Velhos jornalistas, jovens jornalistas
Achar que está tudo bem, o acesso mais curto à mediocridade
06 Maio 2018 | Domingo 08h00
Publicado em 9 abr 17
Imagino que por ser Domingo de Ramos, a leitura do Evangelho começará hoje para os católicos com um nostálgico "naquele tempo". Incrível como o ser humano atrela-se ao tempo e à nostalgia para de tempos em tempos recordar e resgatar boas lembranças. Vai se o tempo, elas nunca se vão. Coisa boa.
Sou destes que se atrelam vez por outra, embora capaz de me atualizar e conviver com novidades. Nessa semana, a manchete de um dos jornais de minha cidade inseriu o verbo "lacrar". Os leitores estranharam. Alguém traduziu. Gíria nova. "Arrasar". Salvei.
Atualizar-se tem disso. Não basta renovar o guarda-roupa, é preciso revitalizar palavras, expressões e noções. Pela inquietação que lhe é peculiar, o jornalismo tem sido historicamente uma incubadora na tarefa de reciclar verbetes, prospectar e destacar novos hábitos.
Só que algo estranho vem ocorrendo nos últimos anos. A reciclagem está perdendo as forças, resfolegando em parágrafos e títulos. Num destes portais nacionais, abra a página com notícias da área policial e conte em quantas a palavra "homem" aparece nos títulos. Homem morre em colisão, homem é atropelado, homem é baleado pela esposa.
Que fim levaram motoristas, pedestres e maridos? Jazem em covas do vernáculo.
A fadiga textual não cessa aí. Embora reciclar seja uma obstinação atávica na profissão, optamos por exumar cantilenas do tipo a vítima "veio a óbito", segundo a "autoridade policial", os assaltantes "empreenderam fuga". Sem falar que os ladrões agora "anunciam" assalto e "subtraem" somas.
A essa mesma fadiga alia-se uma indisfarçável desídia na hora de escrever, prevalecendo o Ctrl C+V de fontes oficiais. Advogados "interpõem" recursos, delegados "representam pela" denúncia, magistrados "prolatam" etc e eis que surge, assim do nada, uma tal de "oitiva".
Numa leitura afobada, minha crítica soa dirigida à nova geração de jornalistas. Nada mais falso. Ao contrário de colegas veteranos, não vejo jovens jornalistas acomodados nem reféns de suportes tecnológicos.

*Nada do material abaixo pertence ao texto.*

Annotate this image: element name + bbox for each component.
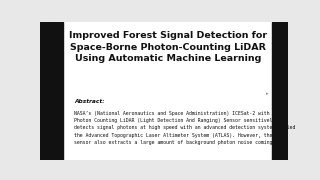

Neles e nelas distingo a mesma paixão e a mesmíssima inquietação que me atraíram lá atrás.
O cotidiano enredado dos novos colegas, isto sim, me assusta. Rotinas, expectativas e frustrações agudizam seu estresse numa escala exponencial em relação à minha "turma". Um celular fora de área de uma fonte pode ser a antessala de um infarto.
Eis aí uma geração que está adoecendo ainda mais precocemente. O pique e o famigerado "deadline" desta galera são outros. A minha "turma" não entende isso.
Decorre talvez daí a ausência de uma autocrítica pertinente à profissão. Admitir que o texto de ontem ou da manhã de hoje poderia ser diferente é só um ponto de partida. Achar que está sempre ótimo, que nada precisa mudar para melhorar, a linha de chegada à mediocridade.
Hoje é domingo para benzer ramos e afastar raios, dizem. Ou dizia-se. Num tempo que de tempos em tempos me revisita e, coisa boa, volta a me atrelar.